The fund’s climate witness program is just another fundraising scheme, as indicated by that “Donate!” button
It is an established strategy among both the panjandrums of climate catastrophe and their media handmaidens either to ignore individual skeptics or to denigrate them en masse as “deniers” or shills for the fossil fuel industry. No surprise, therefore, that The Globe and Mail and the Toronto Star have so far contained not a peep about Donna Laframboise’s exposé of the Intergovernmental Panel on Climate Change (IPCC), The Delinquent Teenager who was Mistaken for the World’s Top Climate Expert. However, the book has drawn an angry response from at least one bastion of climate alarmism, the WWF.
Ms. Laframboise’s book claims that the WWF — along with other environmental NGOs such as Greenpeace — has “infiltrated” the IPCC. The WWF subsequently issued a press release describing the assertion as “ludicrous.” Her “sole evidence” was “some overlap between some of the thousands of scientists who have worked for the IPCC and members of a scientific advisory panel to WWF’s climate witness scheme.”
Funny how even the most tenuous link between any individual skeptic and Big Oil or Big Coal is considered to taint all skepticism, and yet to point out the implications of the very significant “overlap” between a radical activist organization and the IPCC is “ludicrous.”
Further diversionary bombast came from the WWF’s Josh Laughren. In a letter to the Post, Mr. Laughren boldly refuted what Ms. Laframboise had never claimed. “Despite Ms. Laframboise’s (and Mr. Foster’s) claims to the contrary,” he wrote, “academies of science from 19 countries all endorse the consensus position that humans are causing climate change, not to mention the more than 800 Canadian scientists and 12 Canadian scientific societies who signed WWF’s 2009 letter to the Prime Minister asking for urgent action. The fact that scientists around the world are increasingly speaking up is evidence of how concerned they are, not of some vast and mysterious conspiracy.”
Ms. Laframboise’s book said nothing about the non-existence of such endorsements and letters. Neither did my review. And who is suggesting “some vast and mysterious conspiracy?” There is nothing mysterious about the fact that the IPCC was set up by governments to find scientific support for a thesis they were already strongly inclined to support.
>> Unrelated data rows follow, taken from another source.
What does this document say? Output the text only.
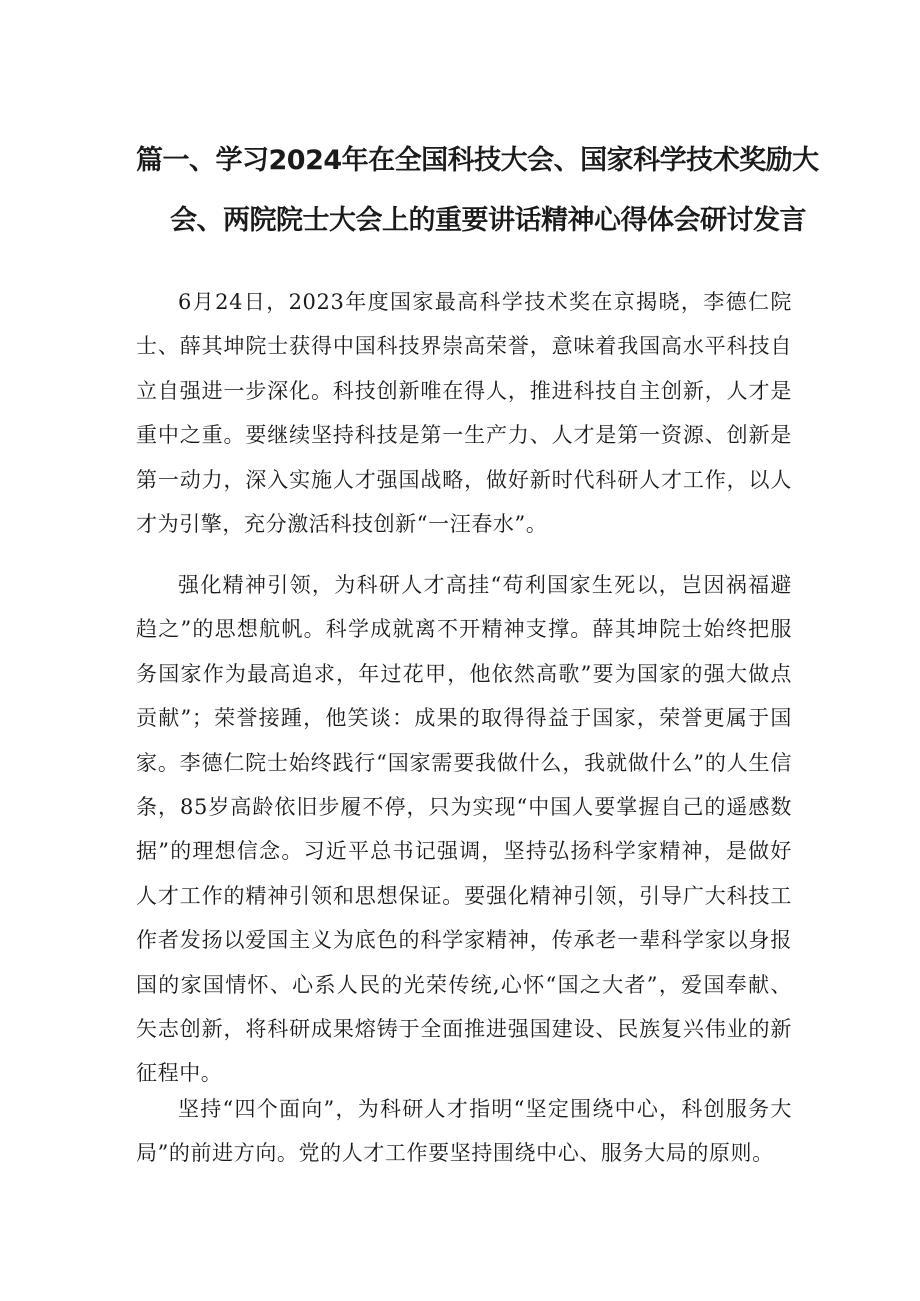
篇一、学习2024年在全国科技大会、国家科学技术奖励大
会、两院院士大会上的重要讲话精神心得体会研讨发言

6月24日，2023年度国家最高科学技术奖在京揭晓，李德仁院士、薛其坤院士获得中国科技界崇高荣誉，意味着我国高水平科技自立自强进一步深化。科技创新唯在得人，推进科技自主创新，人才是重中之重。要继续坚持科技是第一生产力、人才是第一资源、创新是第一动力，深入实施人才强国战略，做好新时代科研人才工作，以人才为引擎，充分激活科技创新“一汪春水”。

强化精神引领，为科研人才高挂“苟利国家生死以，岂因祸福避趋之”的思想航帆。科学成就离不开精神支撑。薛其坤院士始终把服务国家作为最高追求，年过花甲，他依然高歌”要为国家的强大做点贡献”；荣誉接踵，他笑谈：成果的取得得益于国家，荣誉更属于国家。李德仁院士始终践行“国家需要我做什么，我就做什么”的人生信条，85岁高龄依旧步履不停，只为实现“中国人要掌握自己的遥感数据”的理想信念。习近平总书记强调，坚持弘扬科学家精神，是做好人才工作的精神引领和思想保证。要强化精神引领，引导广大科技工作者发扬以爱国主义为底色的科学家精神，传承老一辈科学家以身报国的家国情怀、心系人民的光荣传统,心怀“国之大者”，爱国奉献、矢志创新，将科研成果熔铸于全面推进强国建设、民族复兴伟业的新征程中。

坚持“四个面向”，为科研人才指明“坚定围绕中心，科创服务大局”的前进方向。党的人才工作要坚持围绕中心、服务大局的原则。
I have little doubt that the vast majority of IPCC authors are well-motivated, honest and “concerned,” but I also have little doubt that quite apart from the fundamental bias in the organization’s orientation, its strings are being pulled — as Ms. Laframboise documents — by a central claque of activists such as IPCC head Rajendra Pachauri, who has repeatedly stated that what is required is a fundamental change in Western lifestyles, even as he personally piles up the Air Miles.
Ms. Laframboise is certainly not the first person to question the integrity and motivations of the IPCC. Former British chancellor of the exchequer Nigel Lawson suggested in his book, An Appeal to Reason, that the IPCC had mutated into a “politically correct alarmist pressure group.” Andrew Montford, at the end of his own exposé, The Hockey Stick Illusion, declared: “It is clear that it would be foolish in the extreme to give the IPCC the benefit of the doubt. Their record is too poor, the stakes too high.”
Perhaps the most significant official criticism of the IPCC came in the report by the InterAcademy Council, the group representing national science academies, which found “significant shortcomings in each major step of IPCC’s assessment process.”
This latter point is amply fleshed out by Ms. Laframboise’s assiduous investigative digging.
Unfortunately for the WWF, meanwhile, its eruption of indignation draws attention to that “Climate Witness” scheme, which it established “to bring attention to the serious impacts climate change already is having on people and communities, particularly in the developing world. The scientific advisory panel was set up to ensure that the climate impacts related in the articles were consistent with current scientific knowledge of impacts.”
If you go to the WWF website and locate the very first piece of climate testimony, you will find a scientist exercising creditable due diligence. According to “witness” Rifi Hamdani, 31, “I live on Derawan Island, East Kalimantan, Indonesia, and work as a dive guide at the Maratua Paradise Resort. Unpredictable weather has made an impact on underwater tourism here.” The subsequent “scientific review” by Dr. Heru Santoso, of the Tropical Forests and Climate Change Adaptation Project, Indonesia, notes: “There are very few scientific literatures to report whether the observed phenomena in this specific region are related to climate change.”
So the first scientist concludes that this witness’s testimony is essentially worthless, as must be all such “stories” about local weather when it comes to assessing the science of global climate. The climate witness program is at heart just another fundraising scheme, as indicated by that “Donate!” button in the top right-hand corner.
As Ms. Laframboise points out of the IPCC authors involved with the WWF: “These people chose to link their scientific reputations to an activist organization that believes ‘It is nearly impossible to overstate the threat of climate change.’ They chose to muddy the water by aligning themselves with lobbyists at the same time that they were examining some of the planet’s most important questions.”
It’s one of the many critical issues raised by her book that, strangely, don’t seem to be getting the media attention they deserve.